If the above-mentioned conditions are fulfilled, the non-distributed income of the CFC may be included in the tax base of the Maltese parent, or Maltese head office, where the income arises from non-genuine arrangements that have been put in place for the essential purpose of obtaining a tax advantage. There should be no CFC charge where there are no significant people functions in Malta that are instrumental in generating the income of the CFC.
iii Transfer pricing
To date, Malta does not have transfer pricing legislation, but certain anti-abuse provisions may be applicable.

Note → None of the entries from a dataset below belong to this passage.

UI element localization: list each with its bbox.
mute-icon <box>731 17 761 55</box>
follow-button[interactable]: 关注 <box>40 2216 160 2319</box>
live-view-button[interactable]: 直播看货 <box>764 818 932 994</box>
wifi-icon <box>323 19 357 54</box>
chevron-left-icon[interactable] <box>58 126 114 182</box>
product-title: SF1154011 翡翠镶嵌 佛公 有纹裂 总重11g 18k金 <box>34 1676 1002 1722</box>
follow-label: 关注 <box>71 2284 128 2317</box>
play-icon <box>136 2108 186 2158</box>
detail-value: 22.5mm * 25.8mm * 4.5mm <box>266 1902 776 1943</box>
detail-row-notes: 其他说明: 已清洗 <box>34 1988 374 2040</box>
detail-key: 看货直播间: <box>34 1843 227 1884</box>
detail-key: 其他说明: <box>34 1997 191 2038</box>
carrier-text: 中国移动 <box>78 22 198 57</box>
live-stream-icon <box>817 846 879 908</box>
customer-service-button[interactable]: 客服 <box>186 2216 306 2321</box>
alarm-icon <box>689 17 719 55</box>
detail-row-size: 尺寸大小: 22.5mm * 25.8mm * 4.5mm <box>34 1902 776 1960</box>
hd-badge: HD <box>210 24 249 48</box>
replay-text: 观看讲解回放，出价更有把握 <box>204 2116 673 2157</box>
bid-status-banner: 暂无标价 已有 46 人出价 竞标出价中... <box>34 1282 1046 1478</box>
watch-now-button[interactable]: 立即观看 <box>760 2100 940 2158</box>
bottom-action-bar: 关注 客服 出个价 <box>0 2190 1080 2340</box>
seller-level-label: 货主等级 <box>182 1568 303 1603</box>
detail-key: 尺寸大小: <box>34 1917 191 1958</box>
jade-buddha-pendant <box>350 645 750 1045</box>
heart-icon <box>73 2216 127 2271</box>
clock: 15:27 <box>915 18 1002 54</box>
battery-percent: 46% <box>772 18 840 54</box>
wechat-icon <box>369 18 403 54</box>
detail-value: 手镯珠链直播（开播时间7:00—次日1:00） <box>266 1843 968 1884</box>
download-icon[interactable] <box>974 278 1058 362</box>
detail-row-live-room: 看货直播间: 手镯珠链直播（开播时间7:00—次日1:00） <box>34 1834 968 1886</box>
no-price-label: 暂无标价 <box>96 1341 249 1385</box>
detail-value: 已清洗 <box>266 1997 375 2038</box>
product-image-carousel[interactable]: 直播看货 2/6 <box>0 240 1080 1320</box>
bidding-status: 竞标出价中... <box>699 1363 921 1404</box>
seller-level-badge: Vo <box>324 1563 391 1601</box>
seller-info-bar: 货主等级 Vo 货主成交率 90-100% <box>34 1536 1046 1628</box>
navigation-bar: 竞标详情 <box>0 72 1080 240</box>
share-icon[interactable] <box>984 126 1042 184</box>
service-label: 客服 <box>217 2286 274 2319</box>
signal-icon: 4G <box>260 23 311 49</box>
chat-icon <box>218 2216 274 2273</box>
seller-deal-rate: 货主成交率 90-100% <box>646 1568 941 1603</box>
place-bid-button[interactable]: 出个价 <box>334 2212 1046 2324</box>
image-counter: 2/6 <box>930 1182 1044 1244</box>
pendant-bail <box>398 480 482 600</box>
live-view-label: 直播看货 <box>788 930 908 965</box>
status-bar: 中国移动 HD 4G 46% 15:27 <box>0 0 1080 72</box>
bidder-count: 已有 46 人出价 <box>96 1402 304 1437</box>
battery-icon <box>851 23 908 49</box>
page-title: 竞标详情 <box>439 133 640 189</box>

iv Tax clearances and rulings
Rulings are not and cannot be obtained to establish the tax base or negotiate a transfer price, and thus cannot be used to harmful ends. Although tax principles are well founded on UK tax principles, it is possible that the tax treatment of transactions and structures be confirmed in writing by the Maltese tax authorities. This is especially useful for somewhat complex transactions and structures, because it provides certainty of the tax treatment that will be adopted. An advance revenue ruling is valid for five years and can be renewed for another five-year period. A ruling will remain binding on the tax authorities for a period of two years from the time of any change in legislation affecting the ruling.
X YEAR IN REVIEW
When considering anti-BEPS rules, Malta considers that before bringing in further new rules (which are changing the international tax systems), sufficient time ought to be dedicated to test the operation of these new rules, as otherwise Malta and the EU run a substantial risk of having a disjointed system that ultimately will not work and will divert businesses to third countries. We expect shortly the implementation of the Anti-Tax Avoidance Directive 2 (2017/952) and the Mandatory Disclosure Directive (2018/822) into Maltese legislation.
XI OUTLOOK AND CONCLUSIONS
Malta is committed to continuing and extending its role as a major European financial centre, ensuring at the same time transparency and compatibility with EU laws.
1 Juanita Brockdorff is a partner and Michail Tegos is an associate director at KPMG Malta.